In a statement issued by RIM Feb. 12, the company stressed that only e-mail was affected by the outage and no voice or SMS services were disrupted.

“No messages were lost and message queues began to be cleared after normal service levels were restored,” the statement said.

While the statement said the company was continuing to investigate the cause of the outage,RIM Co-CEO Jim Balsillie told reporters at the Mobile World Congress in Barcelona that the outage was likely caused by a service upgrade.

Reuters reported that Bryan Simpson, RIM support account manager, sent an e-mail to BlackBerry users late on the afternoon of Feb. 11 about the “critical severity outage.” Simpson said in the e-mail that the outage was affecting all enterprise customers and “users of the Americas network.”

The outage began at about 3:30 p.m. EST, and service was restored shortly after 6:30 p.m.

“It was pretty focused and isolated, and we recovered well,” Balsillie told Bloomberg News.

Read here about the latest BlackBerry enhancements.

In April 2007, RIM also suffered a large service outage.
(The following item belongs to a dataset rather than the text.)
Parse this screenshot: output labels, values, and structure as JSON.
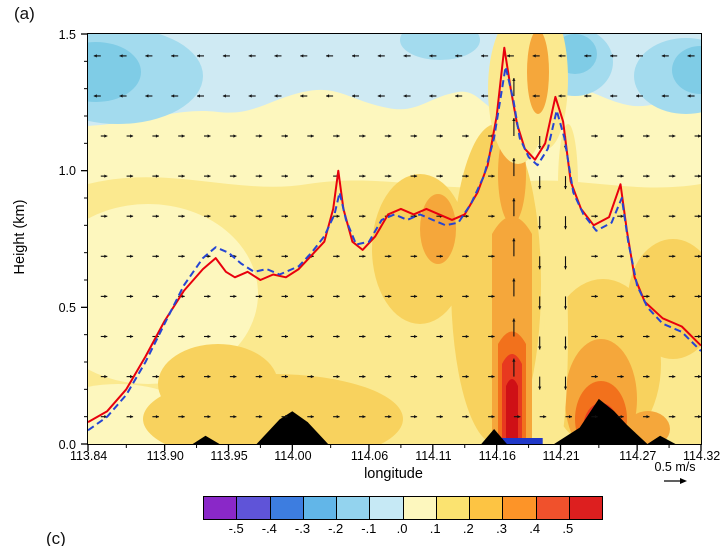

The company blamed that outage on the failure of a minor software upgrade to a caching subsystem, a subsequent breakdown of the failover system and the overloading of a second system.

“It shouldn’t have happened, and it won’t happen again,” Balsillie told eWEEK after the April outage. “It wasn’t a corruption of any form of the infrastructure, and that’s very important. It shouldn’t have happened, and it won’t happen again.”

Explaining that the problem that caused the April blackout was totally avoidable, Balsillie said the company was broadening, strengthening and “fault tolerating” the system. “It’s a global and public safety imperative,” he said, adding that there was no constraint on budget or resources for this work.